Cy Jung - [La Cocotte enchantée] 24e dimanche du temps ordinaire, la Croix glorieuseTout à l’heure, à la messe, devant une petite centaine de paroissiens, sans doute, la Cocotte enchantée va dire ces quelques mots pour rappeler à chacun ce qu’est la fête de la Croix glorieuse.

« La fête de la Croix glorieuse nous invite à remercier Dieu pour le don de son Fils : il a donné sa vie pour nous en acceptant de mourir, et de mourir sur une croix. »

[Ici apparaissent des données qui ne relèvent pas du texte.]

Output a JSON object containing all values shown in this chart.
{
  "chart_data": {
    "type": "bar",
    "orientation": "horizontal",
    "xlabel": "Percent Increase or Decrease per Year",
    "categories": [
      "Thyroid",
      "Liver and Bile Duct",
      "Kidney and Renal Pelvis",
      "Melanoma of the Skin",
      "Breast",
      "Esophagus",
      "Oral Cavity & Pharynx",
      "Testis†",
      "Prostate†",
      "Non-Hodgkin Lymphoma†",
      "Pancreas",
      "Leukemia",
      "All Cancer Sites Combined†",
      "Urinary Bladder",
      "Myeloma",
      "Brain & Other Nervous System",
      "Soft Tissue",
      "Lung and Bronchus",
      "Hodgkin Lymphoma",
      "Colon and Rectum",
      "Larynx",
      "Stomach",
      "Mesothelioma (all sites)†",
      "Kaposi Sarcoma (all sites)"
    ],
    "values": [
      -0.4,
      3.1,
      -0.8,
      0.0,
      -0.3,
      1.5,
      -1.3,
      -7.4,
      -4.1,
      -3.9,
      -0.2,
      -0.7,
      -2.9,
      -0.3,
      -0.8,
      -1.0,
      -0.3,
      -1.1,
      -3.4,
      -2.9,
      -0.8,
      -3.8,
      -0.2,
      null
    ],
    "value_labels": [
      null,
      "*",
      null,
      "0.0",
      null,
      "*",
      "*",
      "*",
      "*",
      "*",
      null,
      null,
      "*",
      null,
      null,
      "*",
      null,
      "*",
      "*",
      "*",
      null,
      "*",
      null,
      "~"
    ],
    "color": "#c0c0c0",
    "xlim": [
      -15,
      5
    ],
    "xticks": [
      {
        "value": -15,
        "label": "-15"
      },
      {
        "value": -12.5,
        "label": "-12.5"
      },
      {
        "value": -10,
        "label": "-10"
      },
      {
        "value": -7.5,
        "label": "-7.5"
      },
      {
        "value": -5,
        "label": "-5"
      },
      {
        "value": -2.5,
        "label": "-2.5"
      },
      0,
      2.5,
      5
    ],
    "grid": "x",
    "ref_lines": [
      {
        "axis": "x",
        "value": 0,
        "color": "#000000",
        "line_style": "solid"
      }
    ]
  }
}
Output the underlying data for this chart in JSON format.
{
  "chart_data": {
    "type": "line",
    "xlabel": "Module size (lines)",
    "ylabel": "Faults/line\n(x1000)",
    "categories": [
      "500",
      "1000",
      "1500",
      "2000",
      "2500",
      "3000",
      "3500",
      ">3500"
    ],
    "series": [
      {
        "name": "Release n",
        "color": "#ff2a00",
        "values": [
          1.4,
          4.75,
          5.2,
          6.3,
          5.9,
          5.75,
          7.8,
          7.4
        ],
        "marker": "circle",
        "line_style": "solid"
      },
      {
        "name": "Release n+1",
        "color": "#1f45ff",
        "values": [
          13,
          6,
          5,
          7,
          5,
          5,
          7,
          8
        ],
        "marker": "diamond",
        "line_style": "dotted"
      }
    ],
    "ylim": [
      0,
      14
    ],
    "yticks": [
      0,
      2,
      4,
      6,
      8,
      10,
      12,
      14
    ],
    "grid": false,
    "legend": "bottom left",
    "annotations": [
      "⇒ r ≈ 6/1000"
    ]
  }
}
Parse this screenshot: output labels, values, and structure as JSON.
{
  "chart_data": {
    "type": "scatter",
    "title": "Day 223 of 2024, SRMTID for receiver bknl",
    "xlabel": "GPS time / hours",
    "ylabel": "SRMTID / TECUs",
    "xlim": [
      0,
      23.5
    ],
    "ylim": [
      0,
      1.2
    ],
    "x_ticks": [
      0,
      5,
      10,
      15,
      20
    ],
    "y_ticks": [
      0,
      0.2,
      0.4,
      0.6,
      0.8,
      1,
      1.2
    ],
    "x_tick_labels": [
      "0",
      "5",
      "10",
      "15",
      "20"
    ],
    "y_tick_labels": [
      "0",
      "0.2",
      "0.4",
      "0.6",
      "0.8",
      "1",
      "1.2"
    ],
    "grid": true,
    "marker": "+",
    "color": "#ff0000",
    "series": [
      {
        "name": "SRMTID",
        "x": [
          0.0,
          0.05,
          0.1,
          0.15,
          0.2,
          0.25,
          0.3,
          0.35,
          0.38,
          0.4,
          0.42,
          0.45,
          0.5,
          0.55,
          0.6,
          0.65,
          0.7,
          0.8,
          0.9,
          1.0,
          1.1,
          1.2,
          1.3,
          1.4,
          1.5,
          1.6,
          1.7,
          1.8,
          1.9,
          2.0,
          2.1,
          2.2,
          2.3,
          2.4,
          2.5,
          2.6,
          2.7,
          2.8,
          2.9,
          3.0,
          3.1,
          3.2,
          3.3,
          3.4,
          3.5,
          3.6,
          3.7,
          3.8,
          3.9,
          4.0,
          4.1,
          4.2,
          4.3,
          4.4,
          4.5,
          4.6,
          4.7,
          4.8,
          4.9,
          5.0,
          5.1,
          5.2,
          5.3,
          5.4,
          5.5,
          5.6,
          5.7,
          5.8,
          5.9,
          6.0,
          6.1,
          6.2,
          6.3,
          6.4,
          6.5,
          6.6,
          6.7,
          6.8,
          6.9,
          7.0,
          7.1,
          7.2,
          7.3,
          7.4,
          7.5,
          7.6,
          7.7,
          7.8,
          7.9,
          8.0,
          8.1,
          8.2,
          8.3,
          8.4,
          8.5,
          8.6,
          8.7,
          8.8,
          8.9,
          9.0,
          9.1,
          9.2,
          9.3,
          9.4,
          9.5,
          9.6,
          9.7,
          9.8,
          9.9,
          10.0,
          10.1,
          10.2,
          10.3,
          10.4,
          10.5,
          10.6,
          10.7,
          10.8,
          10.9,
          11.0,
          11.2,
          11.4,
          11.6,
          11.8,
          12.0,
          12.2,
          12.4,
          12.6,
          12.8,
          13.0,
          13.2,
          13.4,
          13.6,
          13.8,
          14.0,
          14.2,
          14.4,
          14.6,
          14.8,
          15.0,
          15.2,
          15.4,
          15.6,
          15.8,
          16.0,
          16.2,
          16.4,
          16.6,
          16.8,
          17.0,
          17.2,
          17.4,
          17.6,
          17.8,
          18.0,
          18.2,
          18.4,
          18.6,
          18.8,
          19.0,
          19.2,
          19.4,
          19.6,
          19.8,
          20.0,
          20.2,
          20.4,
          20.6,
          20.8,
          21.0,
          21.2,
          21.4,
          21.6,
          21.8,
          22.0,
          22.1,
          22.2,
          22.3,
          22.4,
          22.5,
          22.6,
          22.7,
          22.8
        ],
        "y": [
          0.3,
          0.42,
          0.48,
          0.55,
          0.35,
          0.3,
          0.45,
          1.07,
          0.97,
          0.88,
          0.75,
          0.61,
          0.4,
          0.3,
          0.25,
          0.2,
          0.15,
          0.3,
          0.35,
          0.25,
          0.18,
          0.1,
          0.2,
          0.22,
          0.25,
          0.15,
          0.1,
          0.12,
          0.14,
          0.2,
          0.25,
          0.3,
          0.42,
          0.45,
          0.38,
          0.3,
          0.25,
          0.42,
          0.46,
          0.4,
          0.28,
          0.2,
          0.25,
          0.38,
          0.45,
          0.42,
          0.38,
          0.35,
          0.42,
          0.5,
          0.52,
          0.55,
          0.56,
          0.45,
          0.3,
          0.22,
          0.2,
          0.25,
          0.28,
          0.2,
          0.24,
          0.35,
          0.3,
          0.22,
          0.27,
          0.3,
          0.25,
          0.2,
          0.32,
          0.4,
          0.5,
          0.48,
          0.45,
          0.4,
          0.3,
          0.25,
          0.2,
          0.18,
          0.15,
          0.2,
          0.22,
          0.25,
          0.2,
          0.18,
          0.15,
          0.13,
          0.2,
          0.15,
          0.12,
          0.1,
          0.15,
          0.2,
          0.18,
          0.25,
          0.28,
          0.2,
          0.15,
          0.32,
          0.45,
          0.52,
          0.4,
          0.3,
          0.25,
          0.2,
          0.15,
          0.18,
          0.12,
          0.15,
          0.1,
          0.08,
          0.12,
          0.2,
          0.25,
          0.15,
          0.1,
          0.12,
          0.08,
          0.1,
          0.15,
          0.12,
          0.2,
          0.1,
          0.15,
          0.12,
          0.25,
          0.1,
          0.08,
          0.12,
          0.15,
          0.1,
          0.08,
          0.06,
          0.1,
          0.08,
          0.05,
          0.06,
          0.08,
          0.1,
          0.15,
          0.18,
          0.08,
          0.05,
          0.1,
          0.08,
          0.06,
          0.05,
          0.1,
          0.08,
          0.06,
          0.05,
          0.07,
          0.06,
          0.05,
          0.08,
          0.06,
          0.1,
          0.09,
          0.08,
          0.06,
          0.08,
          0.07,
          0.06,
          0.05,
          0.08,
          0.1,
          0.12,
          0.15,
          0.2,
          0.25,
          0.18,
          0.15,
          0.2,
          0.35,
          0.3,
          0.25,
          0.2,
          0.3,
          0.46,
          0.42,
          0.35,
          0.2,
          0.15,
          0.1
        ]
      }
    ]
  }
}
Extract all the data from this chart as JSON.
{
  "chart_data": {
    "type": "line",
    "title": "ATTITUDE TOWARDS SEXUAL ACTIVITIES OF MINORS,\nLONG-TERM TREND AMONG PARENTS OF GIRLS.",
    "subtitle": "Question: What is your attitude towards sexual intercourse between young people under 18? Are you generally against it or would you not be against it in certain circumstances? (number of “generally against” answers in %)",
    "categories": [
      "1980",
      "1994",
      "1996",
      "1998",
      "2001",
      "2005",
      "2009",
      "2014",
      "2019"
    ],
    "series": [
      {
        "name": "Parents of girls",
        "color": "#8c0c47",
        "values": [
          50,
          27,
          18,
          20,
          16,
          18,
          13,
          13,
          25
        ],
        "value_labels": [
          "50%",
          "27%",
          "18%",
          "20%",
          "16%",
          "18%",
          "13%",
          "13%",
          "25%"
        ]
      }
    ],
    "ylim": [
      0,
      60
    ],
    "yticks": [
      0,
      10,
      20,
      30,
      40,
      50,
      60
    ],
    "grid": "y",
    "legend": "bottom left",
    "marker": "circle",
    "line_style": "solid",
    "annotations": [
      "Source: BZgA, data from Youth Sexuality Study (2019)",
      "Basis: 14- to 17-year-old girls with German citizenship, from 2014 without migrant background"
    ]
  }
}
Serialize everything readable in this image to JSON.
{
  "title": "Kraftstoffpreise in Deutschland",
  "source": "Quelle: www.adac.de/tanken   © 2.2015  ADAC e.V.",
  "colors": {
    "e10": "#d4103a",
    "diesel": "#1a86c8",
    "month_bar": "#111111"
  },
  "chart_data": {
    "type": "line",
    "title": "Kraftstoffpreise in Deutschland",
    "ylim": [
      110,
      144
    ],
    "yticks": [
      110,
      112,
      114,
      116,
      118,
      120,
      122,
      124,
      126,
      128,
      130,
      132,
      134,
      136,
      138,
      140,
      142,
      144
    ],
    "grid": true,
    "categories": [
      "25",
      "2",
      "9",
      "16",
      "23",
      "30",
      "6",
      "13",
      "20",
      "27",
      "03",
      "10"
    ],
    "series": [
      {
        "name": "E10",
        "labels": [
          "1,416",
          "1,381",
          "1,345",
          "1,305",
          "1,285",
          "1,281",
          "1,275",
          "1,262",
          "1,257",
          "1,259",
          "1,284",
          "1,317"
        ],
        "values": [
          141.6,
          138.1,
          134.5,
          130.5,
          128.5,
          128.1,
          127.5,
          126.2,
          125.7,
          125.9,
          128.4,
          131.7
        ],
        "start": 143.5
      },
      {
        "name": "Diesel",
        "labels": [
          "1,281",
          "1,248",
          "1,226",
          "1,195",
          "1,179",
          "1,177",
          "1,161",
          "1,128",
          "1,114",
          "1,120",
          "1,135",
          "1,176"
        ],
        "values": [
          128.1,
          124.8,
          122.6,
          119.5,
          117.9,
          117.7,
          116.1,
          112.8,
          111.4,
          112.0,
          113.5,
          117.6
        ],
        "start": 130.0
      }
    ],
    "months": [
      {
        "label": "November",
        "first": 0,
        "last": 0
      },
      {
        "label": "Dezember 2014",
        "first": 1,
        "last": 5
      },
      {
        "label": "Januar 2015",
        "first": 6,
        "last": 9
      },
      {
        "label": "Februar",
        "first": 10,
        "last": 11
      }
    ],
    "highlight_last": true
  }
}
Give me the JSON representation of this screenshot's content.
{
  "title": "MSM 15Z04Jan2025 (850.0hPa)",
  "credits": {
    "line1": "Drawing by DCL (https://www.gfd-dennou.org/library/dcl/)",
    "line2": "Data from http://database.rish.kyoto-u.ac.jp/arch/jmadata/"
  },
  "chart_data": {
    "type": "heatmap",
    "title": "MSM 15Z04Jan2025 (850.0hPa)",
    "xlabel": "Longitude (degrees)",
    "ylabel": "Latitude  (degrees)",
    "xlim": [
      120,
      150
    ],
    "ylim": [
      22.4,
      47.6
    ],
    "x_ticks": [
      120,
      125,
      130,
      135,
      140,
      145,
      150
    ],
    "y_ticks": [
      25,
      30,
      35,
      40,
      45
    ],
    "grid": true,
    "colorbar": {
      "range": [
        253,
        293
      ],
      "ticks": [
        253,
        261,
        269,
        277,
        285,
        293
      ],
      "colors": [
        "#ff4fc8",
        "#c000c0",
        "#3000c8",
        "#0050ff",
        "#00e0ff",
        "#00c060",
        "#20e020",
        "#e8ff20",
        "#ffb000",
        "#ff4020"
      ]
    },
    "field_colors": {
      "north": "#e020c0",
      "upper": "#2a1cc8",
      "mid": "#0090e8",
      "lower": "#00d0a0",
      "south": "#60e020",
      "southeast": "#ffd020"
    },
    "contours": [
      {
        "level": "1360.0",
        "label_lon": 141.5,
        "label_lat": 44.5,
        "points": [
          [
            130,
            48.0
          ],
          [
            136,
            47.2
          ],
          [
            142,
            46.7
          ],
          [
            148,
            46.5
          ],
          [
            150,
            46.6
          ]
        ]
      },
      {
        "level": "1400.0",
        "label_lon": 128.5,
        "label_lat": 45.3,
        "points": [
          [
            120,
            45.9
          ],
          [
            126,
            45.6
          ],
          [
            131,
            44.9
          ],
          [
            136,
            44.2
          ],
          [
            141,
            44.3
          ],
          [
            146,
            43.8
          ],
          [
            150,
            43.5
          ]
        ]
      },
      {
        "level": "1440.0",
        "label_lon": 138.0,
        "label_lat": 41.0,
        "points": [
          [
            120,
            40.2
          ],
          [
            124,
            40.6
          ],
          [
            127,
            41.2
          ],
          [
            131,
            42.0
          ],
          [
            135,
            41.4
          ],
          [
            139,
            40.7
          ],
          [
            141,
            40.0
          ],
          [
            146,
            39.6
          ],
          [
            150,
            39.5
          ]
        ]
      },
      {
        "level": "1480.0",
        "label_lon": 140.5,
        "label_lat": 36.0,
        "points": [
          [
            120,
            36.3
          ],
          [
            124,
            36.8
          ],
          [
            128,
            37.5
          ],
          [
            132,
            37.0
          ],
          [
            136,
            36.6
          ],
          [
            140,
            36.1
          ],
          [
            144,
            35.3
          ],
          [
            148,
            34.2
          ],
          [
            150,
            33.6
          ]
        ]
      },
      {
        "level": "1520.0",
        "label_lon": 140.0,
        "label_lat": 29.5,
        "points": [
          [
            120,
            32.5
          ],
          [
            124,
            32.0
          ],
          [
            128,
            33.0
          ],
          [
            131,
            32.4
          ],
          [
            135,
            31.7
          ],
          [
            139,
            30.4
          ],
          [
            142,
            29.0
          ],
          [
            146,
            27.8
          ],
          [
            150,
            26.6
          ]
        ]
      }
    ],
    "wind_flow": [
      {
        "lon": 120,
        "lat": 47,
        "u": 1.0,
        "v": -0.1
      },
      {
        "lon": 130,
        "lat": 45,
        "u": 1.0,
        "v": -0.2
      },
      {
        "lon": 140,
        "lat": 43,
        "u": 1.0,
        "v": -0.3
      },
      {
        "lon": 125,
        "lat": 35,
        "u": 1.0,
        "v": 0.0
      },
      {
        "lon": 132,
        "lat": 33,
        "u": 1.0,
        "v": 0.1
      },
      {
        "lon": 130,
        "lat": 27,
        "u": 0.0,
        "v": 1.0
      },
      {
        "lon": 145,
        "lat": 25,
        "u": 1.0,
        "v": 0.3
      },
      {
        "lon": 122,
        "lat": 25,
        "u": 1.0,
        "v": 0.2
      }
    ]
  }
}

Il est vrai que le sacrifice est énorme, et la souffrance endurée incroyable. La Cocotte continuera en indiquant qu’il convient à chaque croyant de lui témoigner sa gratitude et de méditer en répons sur l’amour de Dieu. L’amour de Dieu… A-t-elle vraiment la tête à cela ? Et nous, l’avons-nous ? La tête et le Ça ? L’incursion de la psychanalyse est essentielle ici, pour comprendre ce qui se passe. La Cocotte a en effet confiné ses pulsions dans sa tête, ignorant les trépidations de sa chair. Et puis… et puis… Elle va craquer.
Elle va, elle a. Vous saurez tout en lisant le billet de ce midi mais d’après nos informations, reçues directement de la Croix glorieuse (nous avons quelques entrées), Bernard Lavilliers a su jouer le rôle dont Gégé rêve tant, entremetteur. La Cocotte aurait donc… couché ? Mais non ! notre Cocotte ne « couche » pas en dépit des encouragements nourris de Fifi, Kelly, Sidonie et même Germaine, ses plus ferventes supporters.
Non, la Cocotte bénit le Ciel de tant d’amour ou quelque chose du genre ; sacrée nuance ! Cela colle mieux à ces jours d’attente et de doute dont cette semaine écoulée présente l’archétype. Il y a le Moule, d’abord, qui, sous la douce chaleur, voit éclore un objet transitionnel venu d’un pays qui ne craint pas la magie, un passage dans la Poissonière qui fouette la crise de foi avant que la Rôtissoire ne mette le fumet en ordre de saveur pour contrer le caractère un peu fade de l’humeur en Autocuiseur. Voilà pour les entremets. Lavilliers arrive ; il est temps de sortir la Cassolette et de chanter.
Jo ! C’est à toi. Trois, quatre.

« Viens petite sœur au blanc manteau
« Viens c’est la ballade des copeaux
« Viens petite girl in red blue jean
« Viens c’est la descente au fond de la mine »

À plus !

Information publiée le dimanche 14 septembre 2014.